Mission Control told the crew of seven that the shuttle will be safe for re-entry with the ripped blanket below the cockpit window.
The space agency had been considering sending the astronauts out to snip away part of the blanket for fear a 13-inch section weighing just under an ounce could tear away during the return to Earth and slam into the shuttle, perhaps causing grave damage.
It would have been the fourth spacewalk of the mission, and the second time during the flight that the astronauts had to step outside to repair the shuttle's thermal protection and reduce the risk of another Columbia-type tragedy during the trip home, when the spacecraft passes through the blowtorch heat of re-entry.
"We have good news," Mission Control radioed to Discovery. The mission management team concluded that the torn blanket "is safe for return. There's no issue."
An analysis showed that there would be no danger to the shuttle if a section of the blanket ripped away during re-entry, and wind tunnel tests in California showed the same thing, meaning no spacewalk will be necessary, Mission Control said.
Replied astronaut Soichi Noguchi, one of the crew's assigned spacewalkers: "That's, I would say, good news."
The shuttle is scheduled to return to Earth on Monday morning.
On Wednesday, Stephen Robinson made a spacewalk to remove two potentially dangerous pieces of heat-resistant cloth protruding from Discovery's underside. He used his gloved hand to gently pluck the two strips from the crevices between the thermal tiles.
It was the first time an astronaut had ever repaired the shuttle's exterior in space, and the first time one had ever ventured below the ship in orbit.
Robinson was barely back inside the shuttle and out of his spacesuit when Mission Control informed the crew about the chance of another spacewalk to deal with the torn thermal blanket.
As Discovery orbited the Earth on Thursday morning, the crew paid tribute to the seven astronauts who died on Columbia, and Discovery commander Eileen Collins said she was confident about returning home safely next week.
"We have looked at everything," Collins told The Associated Press in an interview. "I wouldn't fly this flight if I didn't think it was a safe thing to do."
Each crew member took a few minutes to discuss space exploration and its costs and remember those who did not make it home.
"We choose to do these things not because they are easy, but because they are hard," astronaut Wendy Lawrence said, borrowing the words of President Kennedy. "And certainly, space exploration is not easy and there has been a human price that has been paid."
Columbia was doomed by a piece of insulating foam that fell off its external fuel tank during launch.
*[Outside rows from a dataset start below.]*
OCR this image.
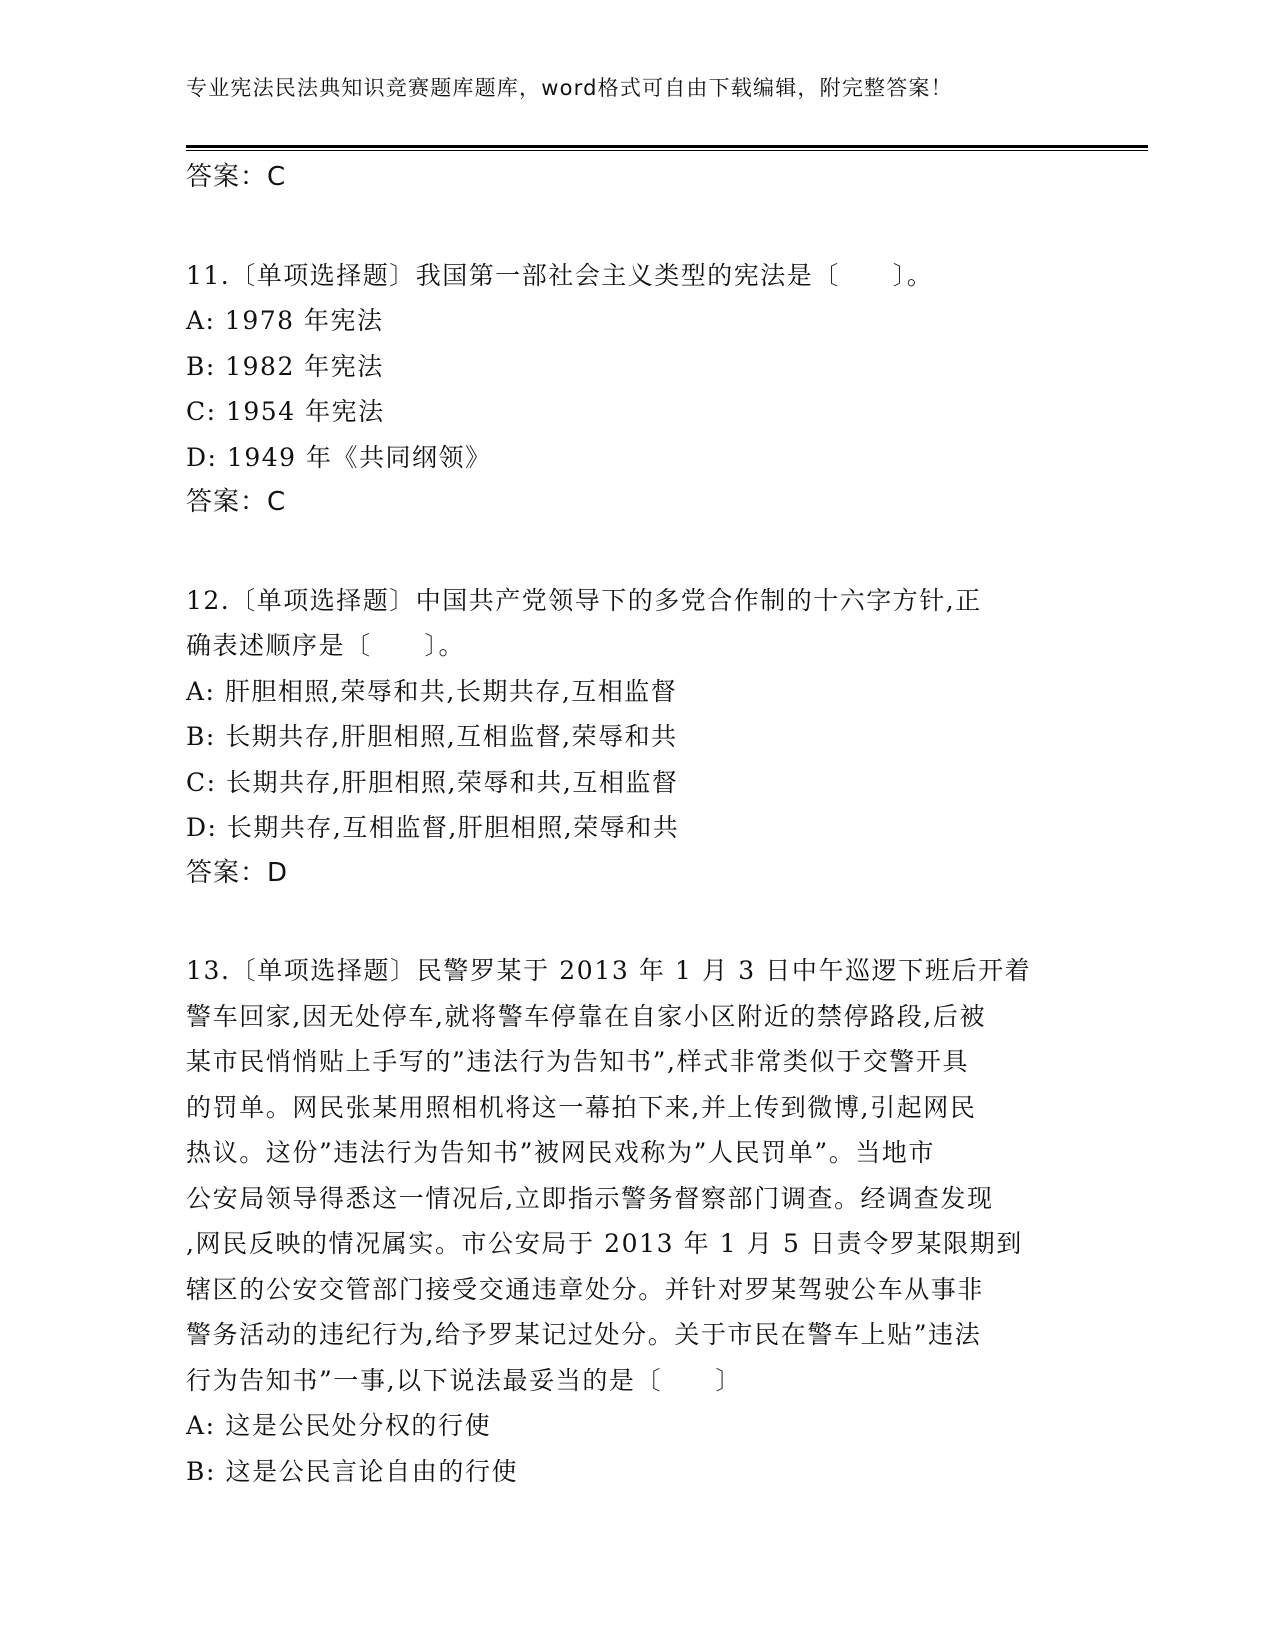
专业宪法民法典知识竞赛题库题库，word格式可自由下载编辑，附完整答案！
答案：C
11.〔单项选择题〕我国第一部社会主义类型的宪法是〔　　〕。
A: 1978 年宪法
B: 1982 年宪法
C: 1954 年宪法
D: 1949 年《共同纲领》
答案：C
12.〔单项选择题〕中国共产党领导下的多党合作制的十六字方针,正
确表述顺序是〔　　〕。
A: 肝胆相照,荣辱和共,长期共存,互相监督
B: 长期共存,肝胆相照,互相监督,荣辱和共
C: 长期共存,肝胆相照,荣辱和共,互相监督
D: 长期共存,互相监督,肝胆相照,荣辱和共
答案：D
13.〔单项选择题〕民警罗某于 2013 年 1 月 3 日中午巡逻下班后开着
警车回家,因无处停车,就将警车停靠在自家小区附近的禁停路段,后被
某市民悄悄贴上手写的”违法行为告知书”,样式非常类似于交警开具
的罚单。网民张某用照相机将这一幕拍下来,并上传到微博,引起网民
热议。这份”违法行为告知书”被网民戏称为”人民罚单”。当地市
公安局领导得悉这一情况后,立即指示警务督察部门调查。经调查发现
,网民反映的情况属实。市公安局于 2013 年 1 月 5 日责令罗某限期到
辖区的公安交管部门接受交通违章处分。并针对罗某驾驶公车从事非
警务活动的违纪行为,给予罗某记过处分。关于市民在警车上贴”违法
行为告知书”一事,以下说法最妥当的是〔　　〕
A: 这是公民处分权的行使
B: 这是公民言论自由的行使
The foam pierced a wing and caused the shuttle to disintegrate over Texas during re-entry on Feb. 1, 2003.
Because of the tragedy, Discovery's astronauts have spent much of the mission inspecting their ship, making repairs and testing out new repair techniques.
Discovery has been photographed and laser-analyzed in excruciating detail, and NASA officials have warned that some of the flaws they are spotting this time may not necessarily be reason for concern, or even anything out of the ordinary.